President Obama is expected to issue an executive order today creating five new national monuments, including the Harriet Tubman Underground Railroad National Monument on Maryland's Eastern Shore. Leaving aside the questions about whether such decisions should be made unilaterally by the president, without input from Congress, Harriet Tubman is certainly deserving of national recognition. Cato senior fellow Jim Powell, author of The Triumph of Liberty: A 2,000-Year History Told Through the Lives of Freedom's Greatest Champions, wrote about Tubman two weeks ago on the 100th anniversary of her death:
Few freedom fighters were more tenacious than petite Harriet Tubman, the African-American slave-turned-abolitionist who died March 10, 1913 when she was about 92. She escaped to freedom, then was reported to have gone back into the Confederacy 19 times, risking capture as she “conducted” some 300 slaves to freedom....
She heard that her sister — a slave with children — was going to be sold away from her husband, who was a free black.
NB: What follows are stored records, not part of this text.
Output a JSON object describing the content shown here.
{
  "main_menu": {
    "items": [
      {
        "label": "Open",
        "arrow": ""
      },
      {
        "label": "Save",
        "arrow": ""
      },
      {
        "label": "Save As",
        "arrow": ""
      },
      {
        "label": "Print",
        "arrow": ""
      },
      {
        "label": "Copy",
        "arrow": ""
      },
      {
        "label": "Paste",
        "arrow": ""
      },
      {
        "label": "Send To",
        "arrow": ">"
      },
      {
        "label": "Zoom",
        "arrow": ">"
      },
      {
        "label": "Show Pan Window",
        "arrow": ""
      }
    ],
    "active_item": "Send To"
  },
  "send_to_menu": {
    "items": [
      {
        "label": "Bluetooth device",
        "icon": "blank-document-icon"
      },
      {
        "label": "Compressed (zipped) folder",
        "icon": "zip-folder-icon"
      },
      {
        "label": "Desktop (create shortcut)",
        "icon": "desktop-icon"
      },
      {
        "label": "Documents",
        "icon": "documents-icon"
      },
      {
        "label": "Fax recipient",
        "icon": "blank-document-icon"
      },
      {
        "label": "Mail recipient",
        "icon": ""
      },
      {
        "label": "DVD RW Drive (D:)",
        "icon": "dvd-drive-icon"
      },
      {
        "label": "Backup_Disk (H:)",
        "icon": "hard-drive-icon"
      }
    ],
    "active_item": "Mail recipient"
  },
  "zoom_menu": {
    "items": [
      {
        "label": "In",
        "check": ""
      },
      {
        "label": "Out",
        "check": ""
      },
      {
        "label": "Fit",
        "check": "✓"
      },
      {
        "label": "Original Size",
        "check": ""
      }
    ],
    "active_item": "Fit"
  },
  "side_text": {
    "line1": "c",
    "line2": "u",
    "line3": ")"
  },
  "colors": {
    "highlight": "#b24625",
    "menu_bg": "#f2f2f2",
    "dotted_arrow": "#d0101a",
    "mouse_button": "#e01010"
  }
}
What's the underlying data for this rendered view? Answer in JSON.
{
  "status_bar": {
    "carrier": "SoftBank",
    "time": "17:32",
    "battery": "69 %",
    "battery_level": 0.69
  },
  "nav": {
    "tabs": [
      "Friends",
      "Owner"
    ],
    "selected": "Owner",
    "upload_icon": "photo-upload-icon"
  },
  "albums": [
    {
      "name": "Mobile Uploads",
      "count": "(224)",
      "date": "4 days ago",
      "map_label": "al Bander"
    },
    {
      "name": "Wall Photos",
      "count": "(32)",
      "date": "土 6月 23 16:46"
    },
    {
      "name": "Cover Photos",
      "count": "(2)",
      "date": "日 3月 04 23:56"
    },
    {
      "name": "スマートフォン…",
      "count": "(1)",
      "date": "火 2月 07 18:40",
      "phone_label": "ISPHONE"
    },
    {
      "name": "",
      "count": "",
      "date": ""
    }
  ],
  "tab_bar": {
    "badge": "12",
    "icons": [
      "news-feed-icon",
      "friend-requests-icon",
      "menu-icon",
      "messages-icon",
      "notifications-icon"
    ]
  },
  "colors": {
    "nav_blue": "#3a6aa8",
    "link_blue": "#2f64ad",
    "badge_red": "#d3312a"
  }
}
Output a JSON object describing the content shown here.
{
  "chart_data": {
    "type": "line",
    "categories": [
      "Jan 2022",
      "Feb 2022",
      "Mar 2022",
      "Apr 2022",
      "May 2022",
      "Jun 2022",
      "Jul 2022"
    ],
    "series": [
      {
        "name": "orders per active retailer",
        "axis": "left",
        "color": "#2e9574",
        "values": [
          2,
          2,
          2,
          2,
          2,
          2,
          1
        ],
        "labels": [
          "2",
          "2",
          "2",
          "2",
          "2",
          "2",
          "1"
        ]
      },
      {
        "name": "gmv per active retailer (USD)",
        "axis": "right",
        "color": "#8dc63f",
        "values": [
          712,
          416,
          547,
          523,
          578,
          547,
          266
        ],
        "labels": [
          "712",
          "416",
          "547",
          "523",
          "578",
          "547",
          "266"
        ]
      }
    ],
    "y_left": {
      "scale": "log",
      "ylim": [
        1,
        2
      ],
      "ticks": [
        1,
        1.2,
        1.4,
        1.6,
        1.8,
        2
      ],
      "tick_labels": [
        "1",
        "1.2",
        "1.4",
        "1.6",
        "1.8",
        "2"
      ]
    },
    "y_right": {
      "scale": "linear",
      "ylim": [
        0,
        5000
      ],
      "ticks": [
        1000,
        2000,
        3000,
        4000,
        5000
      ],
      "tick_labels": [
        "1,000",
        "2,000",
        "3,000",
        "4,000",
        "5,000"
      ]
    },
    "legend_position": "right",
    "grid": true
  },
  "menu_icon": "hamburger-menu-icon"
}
Tubman decided she would return to Maryland and guide them to freedom. That was her start as a “conductor” on the Underground Railroad.
Then in 1850, the Fugitive Slave Act empowered Southern slave hunters to capture alleged runaways without a jury trial, and Tubman began conducting slaves hundreds of miles farther north — across the Canadian border. She knew the abolitionist orator Frederick Douglass, whose three-story house in Rochester, N.Y., was the last stop for many slaves on the Underground Railroad before they boarded a steamer across Lake Ontario.
Harriet Tubman risked her life time after time to lead people out of slavery to freedom. She's a libertarian heroine.